CB: I go through periods of absolute self-destruction. I don’t know when to stop when I’m in that mode. I’ll go through a gallon of Jack Daniels and down some antidepressants in one night and keep on going. I just hated my life at one point. I loved my band, career and friends, but when I got home from tour, I couldn’t deal with stuff. I would just begin drinking.
BE: I’m sure going through a divorce didn’t help matters.

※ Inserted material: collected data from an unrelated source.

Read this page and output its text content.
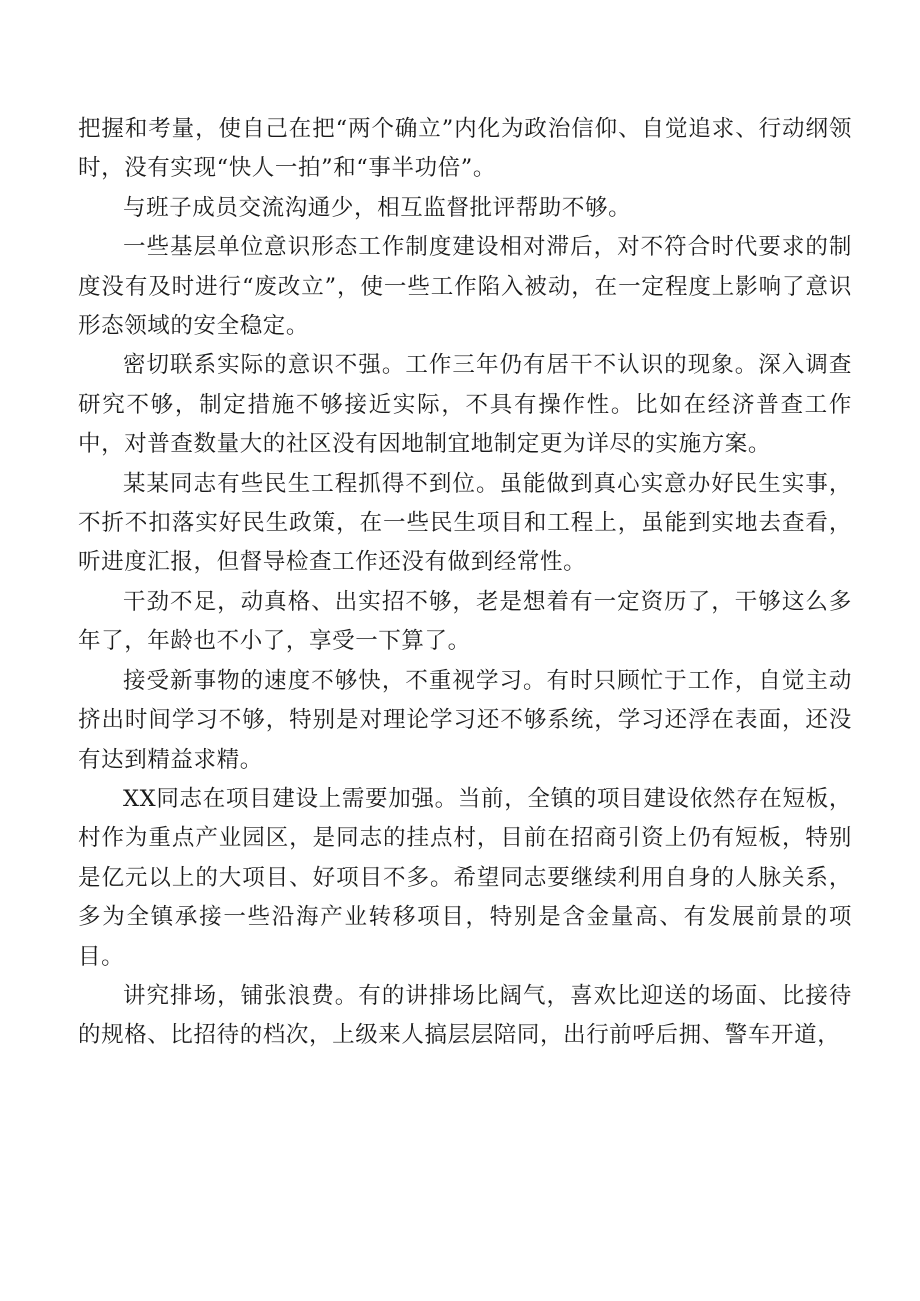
把握和考量，使自己在把“两个确立”内化为政治信仰、自觉追求、行动纲领时，没有实现“快人一拍”和“事半功倍”。

与班子成员交流沟通少，相互监督批评帮助不够。

一些基层单位意识形态工作制度建设相对滞后，对不符合时代要求的制度没有及时进行“废改立”，使一些工作陷入被动，在一定程度上影响了意识形态领域的安全稳定。

密切联系实际的意识不强。工作三年仍有居干不认识的现象。深入调查研究不够，制定措施不够接近实际，不具有操作性。比如在经济普查工作中，对普查数量大的社区没有因地制宜地制定更为详尽的实施方案。

某某同志有些民生工程抓得不到位。虽能做到真心实意办好民生实事，不折不扣落实好民生政策，在一些民生项目和工程上，虽能到实地去查看，听进度汇报，但督导检查工作还没有做到经常性。

干劲不足，动真格、出实招不够，老是想着有一定资历了，干够这么多年了，年龄也不小了，享受一下算了。

接受新事物的速度不够快，不重视学习。有时只顾忙于工作，自觉主动挤出时间学习不够，特别是对理论学习还不够系统，学习还浮在表面，还没有达到精益求精。

XX同志在项目建设上需要加强。当前，全镇的项目建设依然存在短板，村作为重点产业园区，是同志的挂点村，目前在招商引资上仍有短板，特别是亿元以上的大项目、好项目不多。希望同志要继续利用自身的人脉关系，多为全镇承接一些沿海产业转移项目，特别是含金量高、有发展前景的项目。

讲究排场，铺张浪费。有的讲排场比阔气，喜欢比迎送的场面、比接待的规格、比招待的档次，上级来人搞层层陪同，出行前呼后拥、警车开道，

CB: It’s a strange thing, because my divorce was one of the worst and best things to ever happen to me in my life. Everything I had worked so hard for was gone after we were through. Everything! I was wiped out and it was tough on my ego to let go of all of that. I went from living in a huge house to a tiny apartment in Santa Monica. I was so drained and bitter during that time. But I eventually learned from it and moved on. I then fell in love again and I got help facing my demons. Looking back at my first marriage, I don’t know how or why we stayed together as long as we did. When I met Talinda (Bentley, his current wife), I knew she was the one pretty instantly. She moved into my place after a week and a half or something like that. (Laughs) But I’ve gone through several periods in my life of complete drug and alcohol insanity. I’m lucky to be alive after all the times I’ve done that shit, man.
BE: I’ve seen you with Linkin Park a few times throughout the years, and I didn’t notice any vocal issues. You must have hidden it well from the public.

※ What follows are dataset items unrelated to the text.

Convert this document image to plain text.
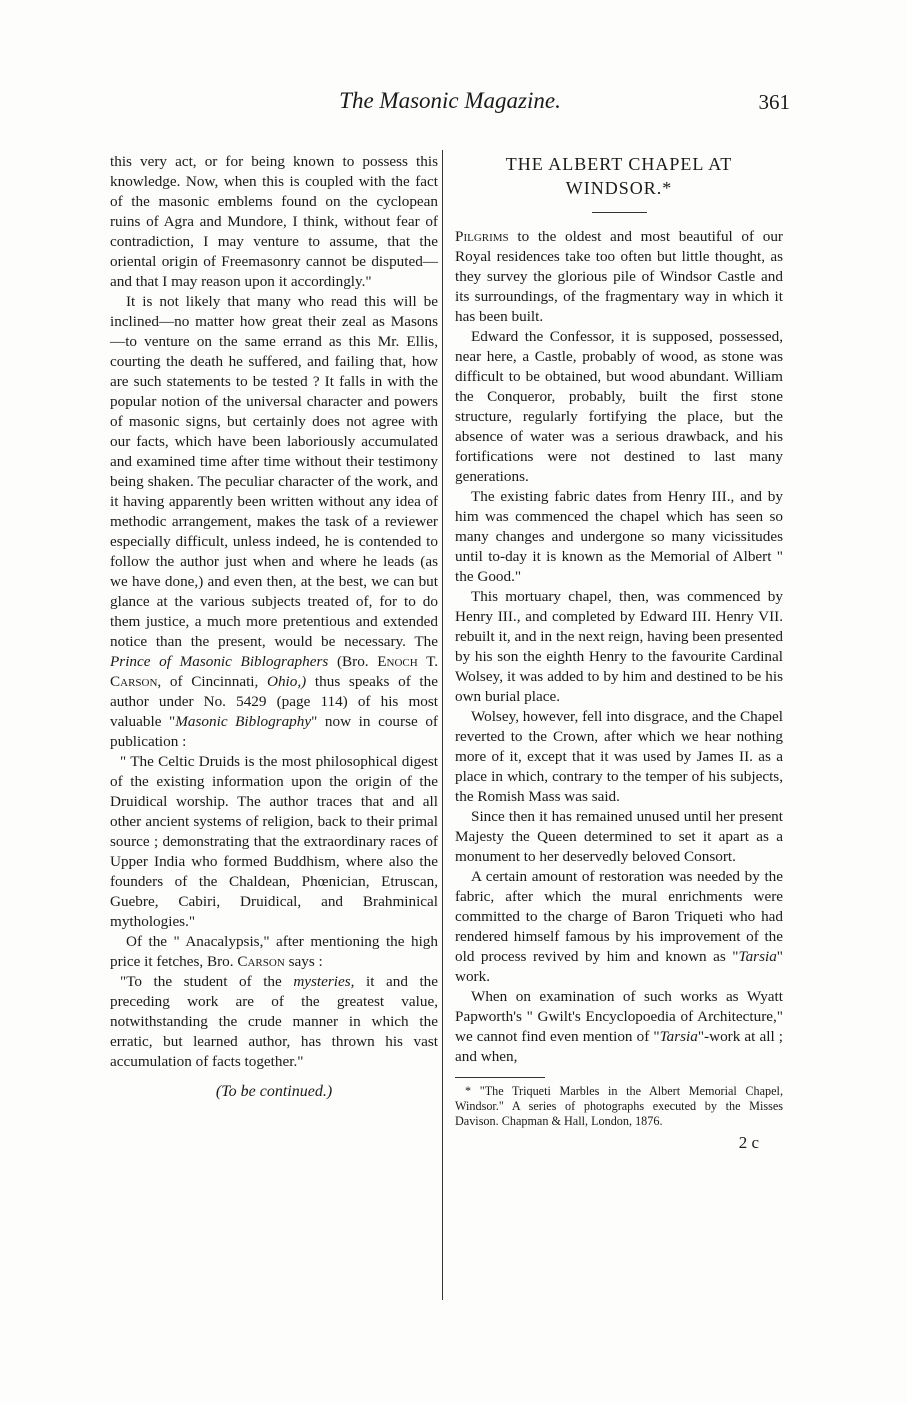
The Masonic Magazine.	361

this very act, or for being known to possess this knowledge. Now, when this is coupled with the fact of the masonic emblems found on the cyclopean ruins of Agra and Mundore, I think, without fear of contradiction, I may venture to assume, that the oriental origin of Freemasonry cannot be disputed—and that I may reason upon it accordingly."

It is not likely that many who read this will be inclined—no matter how great their zeal as Masons—to venture on the same errand as this Mr. Ellis, courting the death he suffered, and failing that, how are such statements to be tested ? It falls in with the popular notion of the universal character and powers of masonic signs, but certainly does not agree with our facts, which have been laboriously accumulated and examined time after time without their testimony being shaken. The peculiar character of the work, and it having apparently been written without any idea of methodic arrangement, makes the task of a reviewer especially difficult, unless indeed, he is contended to follow the author just when and where he leads (as we have done,) and even then, at the best, we can but glance at the various subjects treated of, for to do them justice, a much more pretentious and extended notice than the present, would be necessary. The Prince of Masonic Biblographers (Bro. Enoch T. Carson, of Cincinnati, Ohio,) thus speaks of the author under No. 5429 (page 114) of his most valuable "Masonic Biblography" now in course of publication :

" The Celtic Druids is the most philosophical digest of the existing information upon the origin of the Druidical worship. The author traces that and all other ancient systems of religion, back to their primal source ; demonstrating that the extraordinary races of Upper India who formed Buddhism, where also the founders of the Chaldean, Phœnician, Etruscan, Guebre, Cabiri, Druidical, and Brahminical mythologies."

Of the " Anacalypsis," after mentioning the high price it fetches, Bro. Carson says :

"To the student of the mysteries, it and the preceding work are of the greatest value, notwithstanding the crude manner in which the erratic, but learned author, has thrown his vast accumulation of facts together."

(To be continued.)
THE ALBERT CHAPEL AT WINDSOR.*

Pilgrims to the oldest and most beautiful of our Royal residences take too often but little thought, as they survey the glorious pile of Windsor Castle and its surroundings, of the fragmentary way in which it has been built.

Edward the Confessor, it is supposed, possessed, near here, a Castle, probably of wood, as stone was difficult to be obtained, but wood abundant. William the Conqueror, probably, built the first stone structure, regularly fortifying the place, but the absence of water was a serious drawback, and his fortifications were not destined to last many generations.

The existing fabric dates from Henry III., and by him was commenced the chapel which has seen so many changes and undergone so many vicissitudes until to-day it is known as the Memorial of Albert " the Good."

This mortuary chapel, then, was commenced by Henry III., and completed by Edward III. Henry VII. rebuilt it, and in the next reign, having been presented by his son the eighth Henry to the favourite Cardinal Wolsey, it was added to by him and destined to be his own burial place.

Wolsey, however, fell into disgrace, and the Chapel reverted to the Crown, after which we hear nothing more of it, except that it was used by James II. as a place in which, contrary to the temper of his subjects, the Romish Mass was said.

Since then it has remained unused until her present Majesty the Queen determined to set it apart as a monument to her deservedly beloved Consort.

A certain amount of restoration was needed by the fabric, after which the mural enrichments were committed to the charge of Baron Triqueti who had rendered himself famous by his improvement of the old process revived by him and known as "Tarsia" work.

When on examination of such works as Wyatt Papworth's " Gwilt's Encyclopoedia of Architecture," we cannot find even mention of "Tarsia"-work at all ; and when,

* "The Triqueti Marbles in the Albert Memorial Chapel, Windsor." A series of photographs executed by the Misses Davison. Chapman & Hall, London, 1876.

2 c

CB: I think I did, because it seemed to surprise a lot of people when I did come out about it. I’ve never really let that stuff get in the way of my performances. On top of that, I was doing a cover band playing David Bowie and Elvis stuff, too. One night I lost my keys and tried to enter my dad’s house through the window but I fell through it instead. It was a bloody mess! (Laughs) So I had to get all stitched up and got some pain meds, too. It didn’t stop me from drinking. I had an anxiety attack a couple of days later, but I tried to never let it get in the way of playing.
BE: It looks like our time is done here but I really appreciate your time. I think Out of Ashes will make the Linkin Park fans really happy, but its diversity should reel in new listeners.
CB: Thanks so much man! Yeah, the feedback has been great from the Linkin Park fans and we’re getting amazing feedback from other listeners too. I think the album has something to offer for a lot of different types of people. I went through a lot of bad stuff, and it’s in [the album], but there are some positive songs, too. I’m just glad I survived it all.